I am confused, is the fact the i cant get resoult for sou query relate to the fact that the StandardAnalyzer that is used to build the index, use a some stop-word that prevent my query term to be found in the index? (the index stop ad source and sour because those are both english words)

Ps : here the explain plot, even if i don't know how to use it :

searcher.Explain(composedQuery,6) {0 = (NON-MATCH) sum of: } Description: "sum of:" IsMatch: false Match: false Value: 0


Solution

  • The documentation for FuzzyQuery points out that it uses the default minimumSimilarity value of 0.5: https://lucenenet.apache.org/docs/3.0.3/d0/db9/class_lucene_1_1_net_1_1_search_1_1_fuzzy_query.html

    minimumSimilarity - a value between 0 and 1 to set the required similarity between the query term and the matching terms.

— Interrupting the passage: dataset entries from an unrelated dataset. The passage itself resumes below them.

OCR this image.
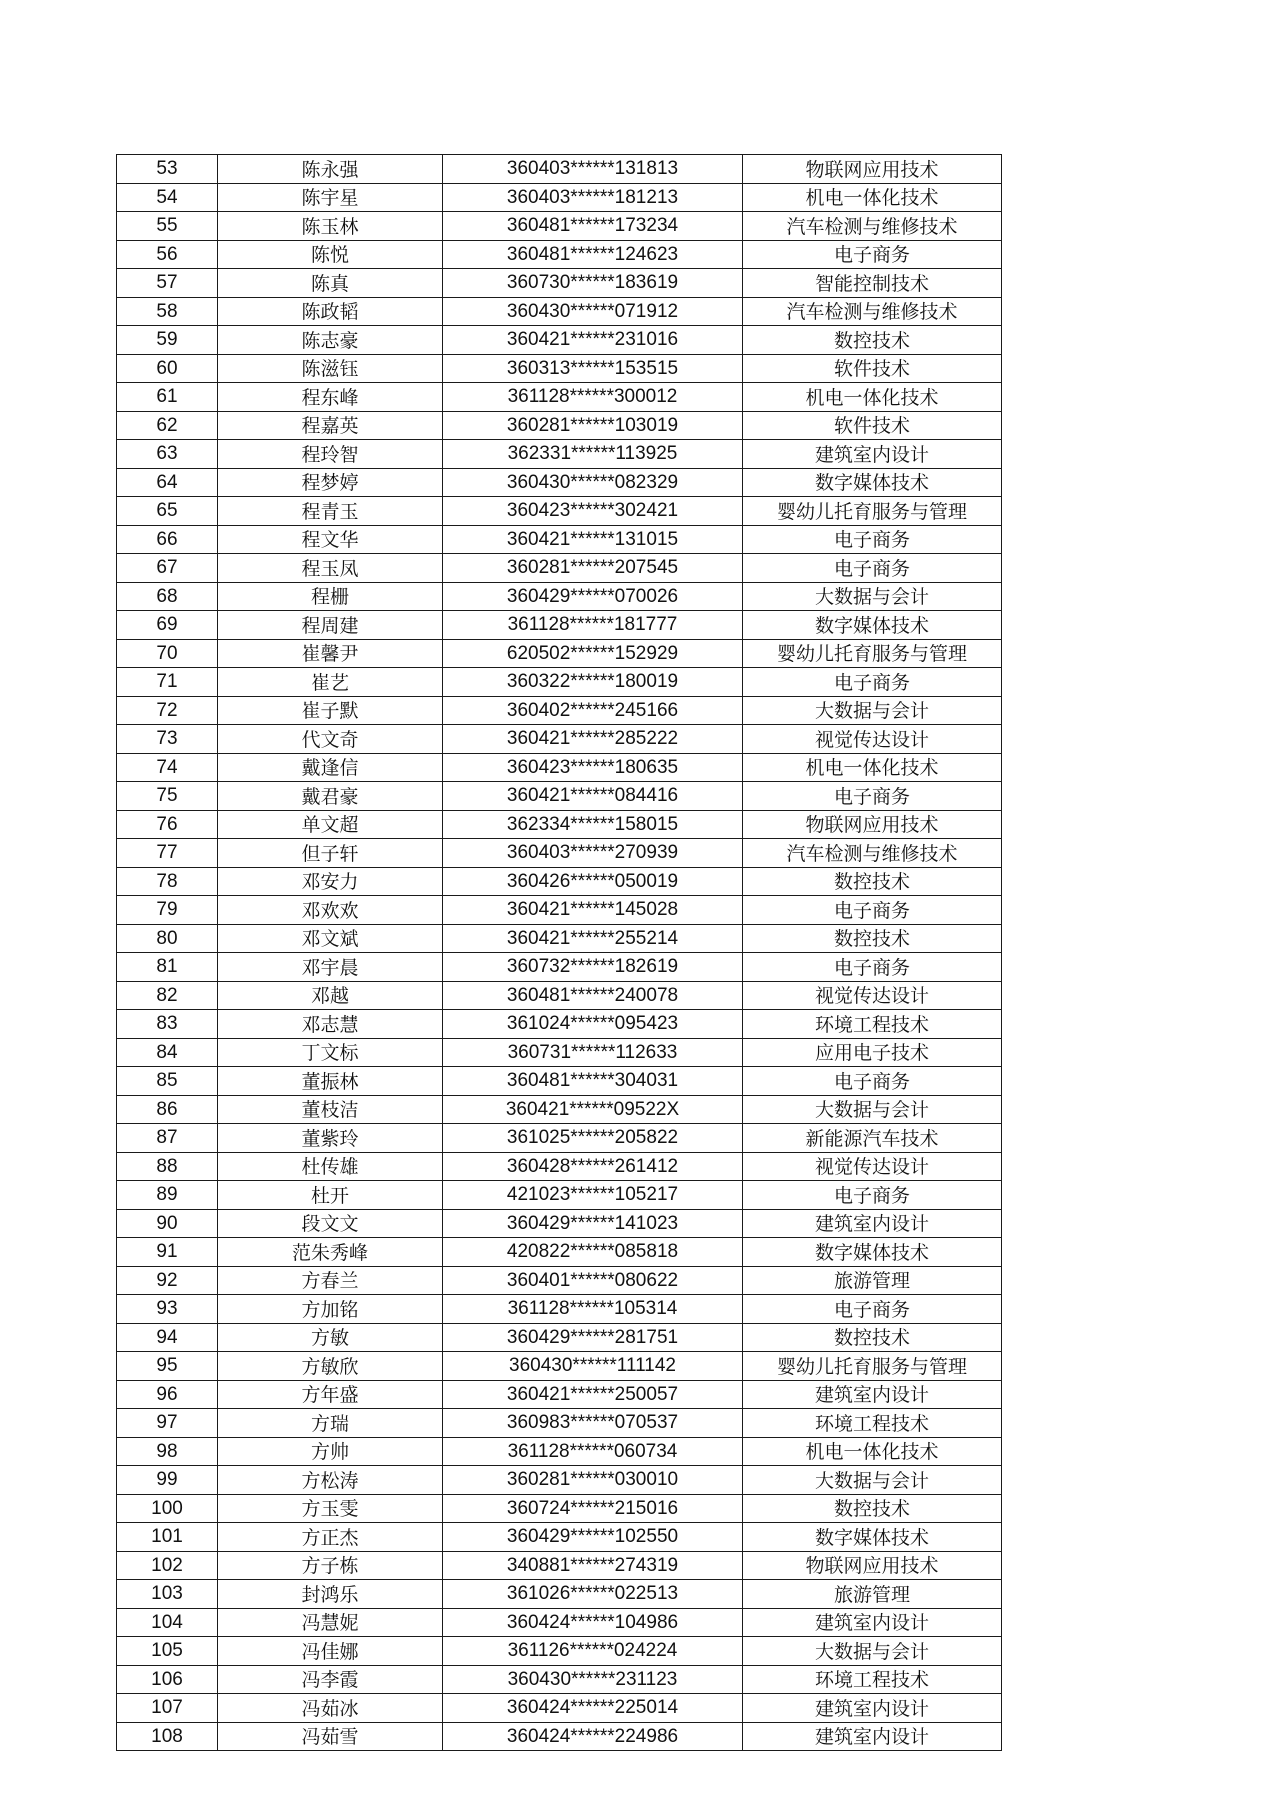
53	陈永强	360403******131813	物联网应用技术
54	陈宇星	360403******181213	机电一体化技术
55	陈玉林	360481******173234	汽车检测与维修技术
56	陈悦	360481******124623	电子商务
57	陈真	360730******183619	智能控制技术
58	陈政韬	360430******071912	汽车检测与维修技术
59	陈志豪	360421******231016	数控技术
60	陈滋钰	360313******153515	软件技术
61	程东峰	361128******300012	机电一体化技术
62	程嘉英	360281******103019	软件技术
63	程玲智	362331******113925	建筑室内设计
64	程梦婷	360430******082329	数字媒体技术
65	程青玉	360423******302421	婴幼儿托育服务与管理
66	程文华	360421******131015	电子商务
67	程玉凤	360281******207545	电子商务
68	程栅	360429******070026	大数据与会计
69	程周建	361128******181777	数字媒体技术
70	崔馨尹	620502******152929	婴幼儿托育服务与管理
71	崔艺	360322******180019	电子商务
72	崔子默	360402******245166	大数据与会计
73	代文奇	360421******285222	视觉传达设计
74	戴逢信	360423******180635	机电一体化技术
75	戴君豪	360421******084416	电子商务
76	单文超	362334******158015	物联网应用技术
77	但子轩	360403******270939	汽车检测与维修技术
78	邓安力	360426******050019	数控技术
79	邓欢欢	360421******145028	电子商务
80	邓文斌	360421******255214	数控技术
81	邓宇晨	360732******182619	电子商务
82	邓越	360481******240078	视觉传达设计
83	邓志慧	361024******095423	环境工程技术
84	丁文标	360731******112633	应用电子技术
85	董振林	360481******304031	电子商务
86	董枝洁	360421******09522X	大数据与会计
87	董紫玲	361025******205822	新能源汽车技术
88	杜传雄	360428******261412	视觉传达设计
89	杜开	421023******105217	电子商务
90	段文文	360429******141023	建筑室内设计
91	范朱秀峰	420822******085818	数字媒体技术
92	方春兰	360401******080622	旅游管理
93	方加铭	361128******105314	电子商务
94	方敏	360429******281751	数控技术
95	方敏欣	360430******111142	婴幼儿托育服务与管理
96	方年盛	360421******250057	建筑室内设计
97	方瑞	360983******070537	环境工程技术
98	方帅	361128******060734	机电一体化技术
99	方松涛	360281******030010	大数据与会计
100	方玉雯	360724******215016	数控技术
101	方正杰	360429******102550	数字媒体技术
102	方子栋	340881******274319	物联网应用技术
103	封鸿乐	361026******022513	旅游管理
104	冯慧妮	360424******104986	建筑室内设计
105	冯佳娜	361126******024224	大数据与会计
106	冯李霞	360430******231123	环境工程技术
107	冯茹冰	360424******225014	建筑室内设计
108	冯茹雪	360424******224986	建筑室内设计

For example, for a minimumSimilarity of 0.5 a term of the same length as the query term is considered similar to the query term if the edit distance between both terms is less than length(term) * 0.5

    So, it matches "source" when the query is "sour", because removing "ce" requires two edits, the edit distance is 2, and that's <= than length("sour") * 0.5. However, matching "source" to "sou" would need 3 edits, and so it's not a match.

    You should be able to see the same document matching even if you search for something like "bounce" or "sauce", since those are also within two edits from "source".